Mas, o que a Covid na Amazônia tem a ver com isso? Bem, ao meu ver tem tudo. Também travamos uma guerra civil aqui, muito mais insidiosa, não mais lutada com bombas ou fuzis, mas com máscaras, vacinas e vírus. Os fascistas no poder novamente atacam brutalmente em sua guerra contra os mais pobres. Na figura de um presidente, temos também o nosso Francisco Franco, também ex-militar, também apoiado por denominações religiosas, também um tradicionalista e também afeito a guerra civil. O seu governo usa os mesmos lemas da contraparte espanhola, o “Deus, Pátria e Família”.
A ideia central da política presidencial é a seguinte: deixar que grande parte da população se infecte e contar com uma suposta imunidade natural das pessoas após a infecção, a famosa “imunidade de rebanho”. Ideia fundamentalmente falha, já que a imunidade natural ao vírus não se mostrou duradoura. Falha também porque admite, como estratégia de governo, que alguns milhares de pessoas morram, para que essa imunidade seja alcançada. Não vai demorar muito para que ergamos o nosso próprio monumento “o Igarapé dos Caidos”, já que dificilmente temos vales na geografia amazônica.

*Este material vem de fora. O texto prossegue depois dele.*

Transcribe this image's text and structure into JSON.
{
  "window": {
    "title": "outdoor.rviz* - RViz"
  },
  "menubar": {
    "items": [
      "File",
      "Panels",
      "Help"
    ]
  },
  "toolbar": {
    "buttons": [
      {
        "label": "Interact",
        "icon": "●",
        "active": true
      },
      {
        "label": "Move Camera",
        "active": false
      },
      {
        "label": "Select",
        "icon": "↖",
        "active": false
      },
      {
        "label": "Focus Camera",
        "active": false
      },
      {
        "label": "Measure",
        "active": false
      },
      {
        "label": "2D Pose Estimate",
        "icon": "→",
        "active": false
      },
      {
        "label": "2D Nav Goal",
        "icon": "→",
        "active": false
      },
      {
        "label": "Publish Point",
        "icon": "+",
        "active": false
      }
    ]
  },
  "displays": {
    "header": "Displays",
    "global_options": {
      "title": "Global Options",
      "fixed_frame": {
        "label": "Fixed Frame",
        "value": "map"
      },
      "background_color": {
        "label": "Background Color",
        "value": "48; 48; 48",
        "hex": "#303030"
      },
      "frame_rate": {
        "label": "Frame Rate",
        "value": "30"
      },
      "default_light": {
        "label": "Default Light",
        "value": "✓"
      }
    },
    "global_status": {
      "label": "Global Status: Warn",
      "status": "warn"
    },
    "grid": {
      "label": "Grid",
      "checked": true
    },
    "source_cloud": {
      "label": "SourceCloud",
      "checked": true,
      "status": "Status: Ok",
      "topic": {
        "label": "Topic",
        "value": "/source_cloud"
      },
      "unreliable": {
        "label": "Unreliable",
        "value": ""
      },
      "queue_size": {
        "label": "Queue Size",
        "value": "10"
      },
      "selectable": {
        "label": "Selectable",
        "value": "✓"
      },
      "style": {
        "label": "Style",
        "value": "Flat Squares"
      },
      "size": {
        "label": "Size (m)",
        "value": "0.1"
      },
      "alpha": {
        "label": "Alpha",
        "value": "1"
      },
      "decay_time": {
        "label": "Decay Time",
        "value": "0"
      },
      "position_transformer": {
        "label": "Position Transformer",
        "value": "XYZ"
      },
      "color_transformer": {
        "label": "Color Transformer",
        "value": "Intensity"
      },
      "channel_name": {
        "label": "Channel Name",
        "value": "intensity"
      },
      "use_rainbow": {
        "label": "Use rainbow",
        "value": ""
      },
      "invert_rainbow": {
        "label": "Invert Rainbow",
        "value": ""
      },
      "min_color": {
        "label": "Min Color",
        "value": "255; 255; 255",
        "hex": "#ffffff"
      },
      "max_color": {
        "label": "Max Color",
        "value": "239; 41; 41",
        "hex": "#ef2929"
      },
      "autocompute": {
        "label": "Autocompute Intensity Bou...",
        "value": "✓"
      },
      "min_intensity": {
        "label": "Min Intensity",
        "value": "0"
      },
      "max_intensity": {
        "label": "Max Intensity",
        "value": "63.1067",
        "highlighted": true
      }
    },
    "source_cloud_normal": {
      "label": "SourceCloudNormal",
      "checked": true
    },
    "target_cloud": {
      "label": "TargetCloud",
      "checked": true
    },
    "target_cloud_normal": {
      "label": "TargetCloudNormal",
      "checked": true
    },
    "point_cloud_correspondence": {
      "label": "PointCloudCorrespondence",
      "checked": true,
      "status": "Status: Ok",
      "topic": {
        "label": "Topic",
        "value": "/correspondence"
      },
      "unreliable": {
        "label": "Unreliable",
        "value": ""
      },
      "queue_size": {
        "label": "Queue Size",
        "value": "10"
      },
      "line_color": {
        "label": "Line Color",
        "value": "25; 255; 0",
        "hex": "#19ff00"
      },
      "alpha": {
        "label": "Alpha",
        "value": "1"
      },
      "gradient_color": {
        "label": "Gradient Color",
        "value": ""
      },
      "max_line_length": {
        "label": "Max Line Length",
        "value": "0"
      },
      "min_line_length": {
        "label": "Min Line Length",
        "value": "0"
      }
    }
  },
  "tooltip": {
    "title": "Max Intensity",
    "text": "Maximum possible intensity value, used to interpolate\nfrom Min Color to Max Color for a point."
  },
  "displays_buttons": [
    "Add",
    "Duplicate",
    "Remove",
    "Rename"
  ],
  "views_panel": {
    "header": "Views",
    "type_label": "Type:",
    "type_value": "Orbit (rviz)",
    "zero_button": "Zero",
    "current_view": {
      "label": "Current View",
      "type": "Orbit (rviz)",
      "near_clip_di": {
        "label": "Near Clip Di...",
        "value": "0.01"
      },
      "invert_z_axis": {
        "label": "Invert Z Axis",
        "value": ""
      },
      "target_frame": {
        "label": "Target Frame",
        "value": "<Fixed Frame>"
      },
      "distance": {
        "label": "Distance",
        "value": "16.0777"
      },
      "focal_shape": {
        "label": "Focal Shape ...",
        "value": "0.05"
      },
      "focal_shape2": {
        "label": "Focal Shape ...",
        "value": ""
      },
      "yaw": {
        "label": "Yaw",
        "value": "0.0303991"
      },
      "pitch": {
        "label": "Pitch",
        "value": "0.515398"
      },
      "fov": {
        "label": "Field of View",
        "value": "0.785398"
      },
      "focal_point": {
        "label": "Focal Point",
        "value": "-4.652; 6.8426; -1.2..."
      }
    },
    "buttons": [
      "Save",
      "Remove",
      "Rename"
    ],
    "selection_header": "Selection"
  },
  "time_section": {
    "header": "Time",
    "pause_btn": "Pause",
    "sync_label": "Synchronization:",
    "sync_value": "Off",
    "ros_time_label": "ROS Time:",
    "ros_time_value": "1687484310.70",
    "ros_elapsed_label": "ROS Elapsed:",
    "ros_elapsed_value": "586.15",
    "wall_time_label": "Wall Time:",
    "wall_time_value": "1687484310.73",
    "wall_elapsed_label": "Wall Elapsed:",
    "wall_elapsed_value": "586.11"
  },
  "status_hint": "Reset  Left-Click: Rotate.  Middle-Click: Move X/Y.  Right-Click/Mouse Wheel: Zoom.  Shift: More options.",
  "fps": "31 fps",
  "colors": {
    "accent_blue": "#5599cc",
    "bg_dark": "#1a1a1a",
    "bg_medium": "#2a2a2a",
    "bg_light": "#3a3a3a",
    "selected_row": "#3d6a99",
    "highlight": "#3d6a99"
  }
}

Em nossa região já empobrecida, que conta com os menores índices socioeconômicos, a estratégia se mostra brutal e o distanciamento social aos moldes europeus é uma utopia distante. O governo federal vem sabotando todas as medidas em âmbito local, de estados e municípios. Afetando sobretudo aos mais pobres, obrigados a se expor e propositalmente deixados sem meio de sobrevivência, tendo como alento apenas as “fake news” e as promessas de curas milagrosas, sem respaldo científico nenhum, como uma série de medicamentos do “kit covid” distribuído pelo próprio Ministério da Saúde.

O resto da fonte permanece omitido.